[locusonline.co] Harga emas Antam terkoreksi Rp13.000 per gram pada Rabu (3/12/2025), menghentikan sementara laju penguatannya. Setelah sebelumnya mencatat rekor tertinggi baru (all-time high) pada akhir Oktober, emas batangan keluaran PT Aneka Tambang Tbk (ANTM) ini turun ke level Rp2.412.000 per gram. Harga jual kembali (buyback) juga ikut melemah ke posisi Rp2.273.000 per gram.
Penurunan ini terjadi di tengah sentimen pasar global yang dinamis dan aksi ambil untung (profit taking) dari para investor, mengingat harga telah naik signifikan dalam beberapa pekan terakhir.
Analisis Penurunan dan Tren Terkini
Penurunan sebesar Rp13.000 per gram pada 3 Desember 2025 ini terlihat setelah pada Selasa (2/12) harga justru naik Rp10.000 menjadi Rp2.425.000 per gram.
Meskipun terjadi koreksi harian, penting untuk melihat tren dalam kerangka waktu yang lebih luas. Berikut adalah gambaran pergerakan harga emas Antam dalam beberapa periode:
| Periode Waktu | Pergerakan Harga Emas Antam | Keterangan |
|---|---|---|
| Periode 17 November - 2 Desember 2025 | Konsisten Menguat | Harga bergerak dari sekitar Rp2,35 juta hingga Rp2,42 juta per gram, membentuk tren naik (uptrend). |
| Sepekan Terakhir (25 Nov - 2 Des 2025) | Berfluktuasi dalam kisaran Rp2,387juta - Rp2,412 juta/gram | Pergerakan menunjukkan konsolidasi di level tinggi sebelum turun. |
| Sebulan Terakhir (Oktober - Desember 2025) | Menguat dari level Rp2,278juta per gram | Kenaikan signifikan dipengaruhi sentimen global dan permintaan domestik. |
| Rekor Tertinggi Sepanjang Masa | Rp2,487juta per gram | Tercatat pada 21 Oktober 2025. |
Penyebab Umum Harga Emas Turun
Penurunan harga emas, termasuk emas Antam, biasanya dipengaruhi oleh beberapa faktor yang saling terkait. Berikut adalah lima penyebab utama yang kerap terjadi:
- Kinerja Ekonomi Global yang Membaik: Ketika kondisi ekonomi dipandang stabil dan prospektif, minat investor beralih dari aset safe haven seperti emas ke instrumen berisiko seperti saham yang menawarkan potensi imbal hasil lebih tinggi.
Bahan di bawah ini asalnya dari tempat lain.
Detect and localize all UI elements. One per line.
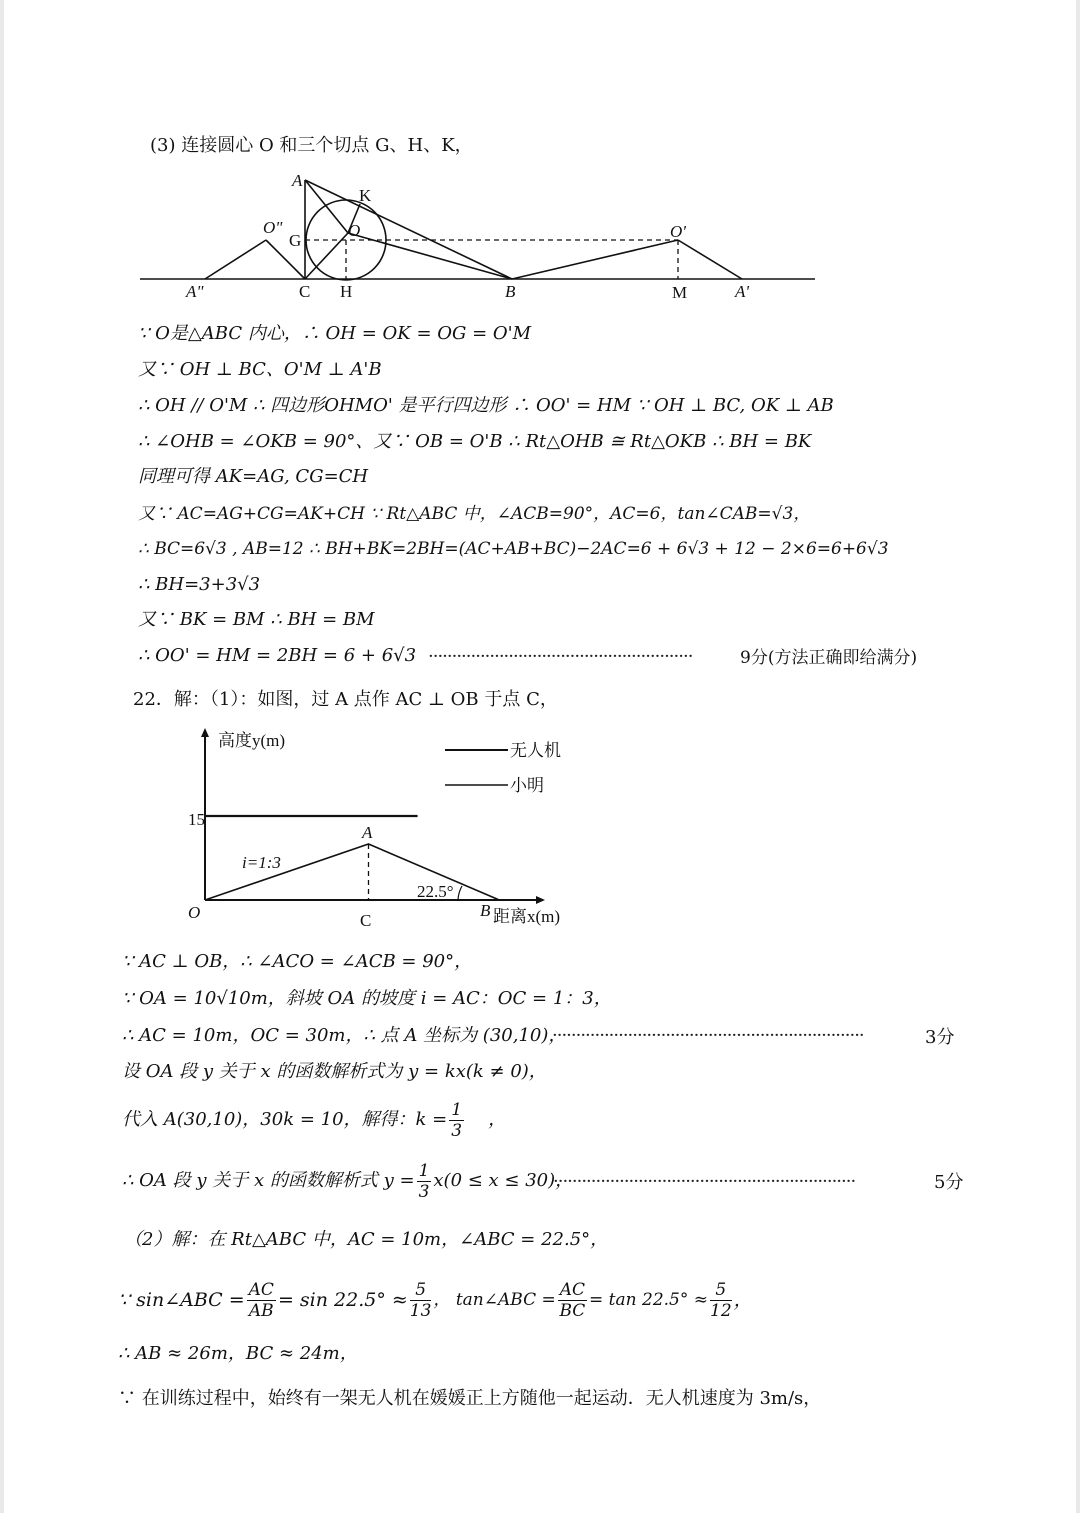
proof-line-3: ∴ OH // O'M ∴ 四边形OHMO' 是平行四边形 ∴ OO' = HM ∵ OH ⊥ BC, OK ⊥ AB: [138, 395, 834, 416]
frac-tan-val-num: 5: [710, 1280, 732, 1301]
frac-tan-num: AC: [559, 1279, 586, 1300]
frac-k: [449, 1100, 464, 1141]
proof-line-7: ∴ BC=6√3 , AB=12 ∴ BH+BK=2BH=(AC+AB+BC)−2AC=6 + 6√3 + 12 − 2×6=6+6√3: [138, 539, 889, 559]
frac-sin-den: AB: [248, 1300, 274, 1321]
proof-line-5: 同理可得 AK=AG, CG=CH: [138, 466, 369, 487]
dot-leader-9: ························································: [428, 646, 693, 667]
proof-line-4: ∴ ∠OHB = ∠OKB = 90°、又∵ OB = O'B ∴ Rt△OHB ≅ Rt△OKB ∴ BH = BK: [138, 431, 812, 452]
label-B: B: [505, 282, 516, 301]
point-label-A: A: [362, 823, 373, 842]
tan-pre: ， tan∠ABC =: [433, 1290, 556, 1310]
score-5: 5分: [934, 1172, 964, 1193]
dot-leader-3: ··································································: [552, 1025, 864, 1046]
q22-line-5-text: 代入 A(30,10)，30k = 10，解得：k =: [122, 1109, 448, 1130]
label-H: H: [340, 282, 353, 301]
proof-line-6: 又∵ AC=AG+CG=AK+CH ∵ Rt△ABC 中，∠ACB=90°，AC=6，tan∠CAB=√3，: [138, 504, 811, 524]
point-label-C: C: [360, 911, 372, 930]
label-C: C: [299, 282, 311, 301]
slope-label: i=1:3: [242, 853, 281, 872]
frac-sin: [247, 1280, 276, 1321]
frac-sin-val: [410, 1280, 432, 1321]
tan-mid: = tan 22.5° ≈: [589, 1290, 708, 1310]
q22-line-7: （2）解：在 Rt△ABC 中，AC = 10m，∠ABC = 22.5°，: [124, 1229, 609, 1250]
frac-tan-val-den: 12: [710, 1300, 732, 1321]
q22-line-8-end: ，: [733, 1289, 753, 1311]
frac-tan: [558, 1280, 587, 1321]
proof-line-9: 又∵ BK = BM ∴ BH = BM: [138, 609, 375, 630]
q22-line-8: [118, 1272, 753, 1328]
q22-line-4: 设 OA 段 y 关于 x 的函数解析式为 y = kx(k ≠ 0)，: [122, 1061, 547, 1082]
y-axis-arrow: [201, 728, 209, 737]
label-A1: A': [735, 282, 750, 301]
q22-line-6: [122, 1157, 573, 1205]
point-label-O: O: [188, 903, 201, 922]
label-K: K: [359, 186, 372, 205]
q22-line-3: ∴ AC = 10m，OC = 30m，∴ 点 A 坐标为 (30,10)，: [122, 1025, 567, 1046]
proof-line-2: 又∵ OH ⊥ BC、O'M ⊥ A'B: [138, 359, 382, 380]
frac-k-num: 1: [451, 1099, 463, 1120]
frac-f: [417, 1161, 432, 1202]
q22-line-10: ∵ 在训练过程中，始终有一架无人机在媛媛正上方随他一起运动．无人机速度为 3m/s，: [118, 1388, 822, 1409]
frac-sin-num: AC: [248, 1279, 274, 1300]
label-A2: A": [186, 282, 204, 301]
q22-line-8-text: ∵ sin∠ABC =: [118, 1289, 245, 1311]
point-label-B: B: [480, 901, 491, 920]
score-3: 3分: [925, 1027, 955, 1048]
label-A: A: [292, 171, 303, 190]
label-M: M: [672, 283, 688, 302]
y-tick-15: 15: [188, 810, 205, 829]
angle-label: 22.5°: [417, 882, 454, 901]
frac-tan-val: [710, 1280, 732, 1321]
q22-heading: 22．解：（1）：如图，过 A 点作 AC ⊥ OB 于点 C，: [133, 689, 558, 710]
q22-line-6-text: ∴ OA 段 y 关于 x 的函数解析式 y =: [122, 1170, 415, 1191]
q22-line-5: [122, 1096, 506, 1144]
legend-label-drone: 无人机: [510, 741, 561, 760]
x-axis-arrow: [536, 896, 545, 904]
score-9: 9分(方法正确即给满分): [740, 648, 918, 668]
label-O1: O': [670, 222, 686, 241]
label-O: O: [348, 221, 361, 240]
frac-sin-val-num: 5: [410, 1280, 432, 1301]
sin-mid: = sin 22.5° ≈: [277, 1289, 408, 1311]
part3-heading: (3) 连接圆心 O 和三个切点 G、H、K，: [150, 135, 473, 156]
legend-label-xiaoming: 小明: [510, 776, 544, 795]
label-O2: O": [263, 218, 283, 237]
q22-line-6-rest: x(0 ≤ x ≤ 30)，: [433, 1170, 574, 1191]
y-axis-label: 高度y(m): [218, 731, 286, 750]
q22-line-2: ∵ OA = 10√10m，斜坡 OA 的坡度 i = AC：OC = 1：3，: [122, 988, 612, 1009]
proof-line-8: ∴ BH=3+3√3: [138, 574, 261, 595]
frac-sin-val-den: 13: [409, 1300, 432, 1321]
angle-arc: [458, 886, 462, 900]
proof-final: ∴ OO' = HM = 2BH = 6 + 6√3: [138, 645, 417, 666]
label-G: G: [289, 231, 302, 250]
frac-tan-den: BC: [559, 1300, 586, 1321]
dot-leader-5: ································································: [553, 1171, 856, 1192]
x-axis-label: 距离x(m): [493, 907, 561, 926]
proof-line-1: ∵ O是△ABC 内心，∴ OH = OK = OG = O'M: [138, 323, 532, 344]
q22-line-1: ∵ AC ⊥ OB，∴ ∠ACO = ∠ACB = 90°，: [122, 951, 473, 972]
frac-f-den: 3: [418, 1181, 430, 1202]
q22-line-5-comma: ，: [488, 1109, 507, 1130]
q22-line-9: ∴ AB ≈ 26m，BC ≈ 24m，: [118, 1343, 358, 1364]
frac-f-num: 1: [418, 1160, 430, 1181]
frac-k-den: 3: [451, 1120, 463, 1141]
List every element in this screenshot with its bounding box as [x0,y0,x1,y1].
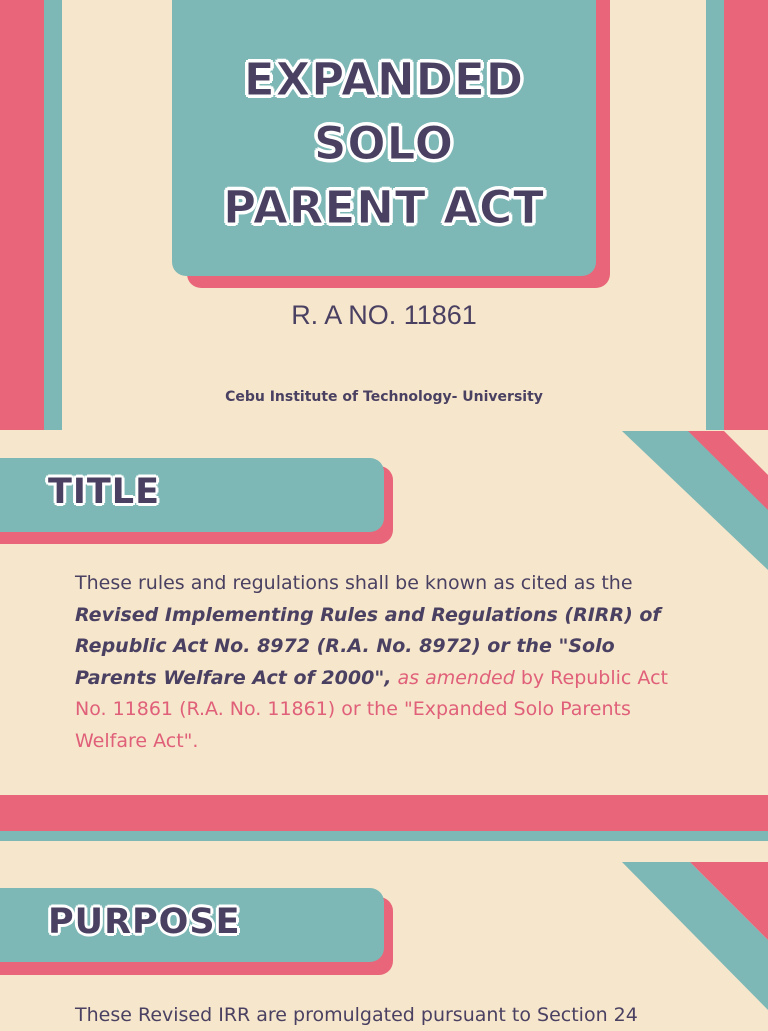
divider-teal-band [0,831,768,841]
title-section-body [75,568,685,757]
as-amended-text: as amended [397,666,515,689]
rirr-name-text: Revised Implementing Rules and Regulations (RIRR) of Republic Act No. 8972 (R.A. No. 8972) or the "Solo Parents Welfare Act of 2000", [75,603,661,689]
title-section-heading: TITLE [48,472,160,512]
page-title: EXPANDED SOLO PARENT ACT [223,53,545,234]
amending-act-text: by Republic Act No. 11861 (R.A. No. 11861) or the "Expanded Solo Parents Welfare Act". [75,666,668,752]
upper-teal-diagonal [622,431,768,570]
ra-number: R. A NO. 11861 [291,300,477,330]
institution-name: Cebu Institute of Technology- University [225,389,543,405]
divider-pink-band [0,795,768,831]
purpose-section-heading: PURPOSE [48,902,241,942]
purpose-section-body: These Revised IRR are promulgated pursuant to Section 24 [75,1004,638,1026]
title-intro-text: These rules and regulations shall be known as cited as the [75,572,633,594]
- Penguatan Nilai Tukar Dolar AS: Emas dan Dolar AS cenderung memiliki hubungan terbalik. Penguatan Dolar membuat harga emas (yang umumnya dikutip dalam Dolar) menjadi lebih mahan bagi pemegang mata uang lain, sehingga menekan permintaan global.
- Kebijakan Moneter (Kenaikan Suku Bunga): Kenaikan suku bunga acuan oleh bank sentral, terutama The Fed AS, membuat instrumen berpenghasilan tetap seperti obligasi pemerintah menjadi lebih menarik dibandingkan emas yang tidak memberikan yield.
- Meredanya Ketegangan Geopolitik: Emas sering menjadi pilihan saat ketidakpastian geopolitik tinggi. Jika ketegangan mereda, sentimen risiko (risk-on) akan kembali dan dana akan mengalir keluar dari emas.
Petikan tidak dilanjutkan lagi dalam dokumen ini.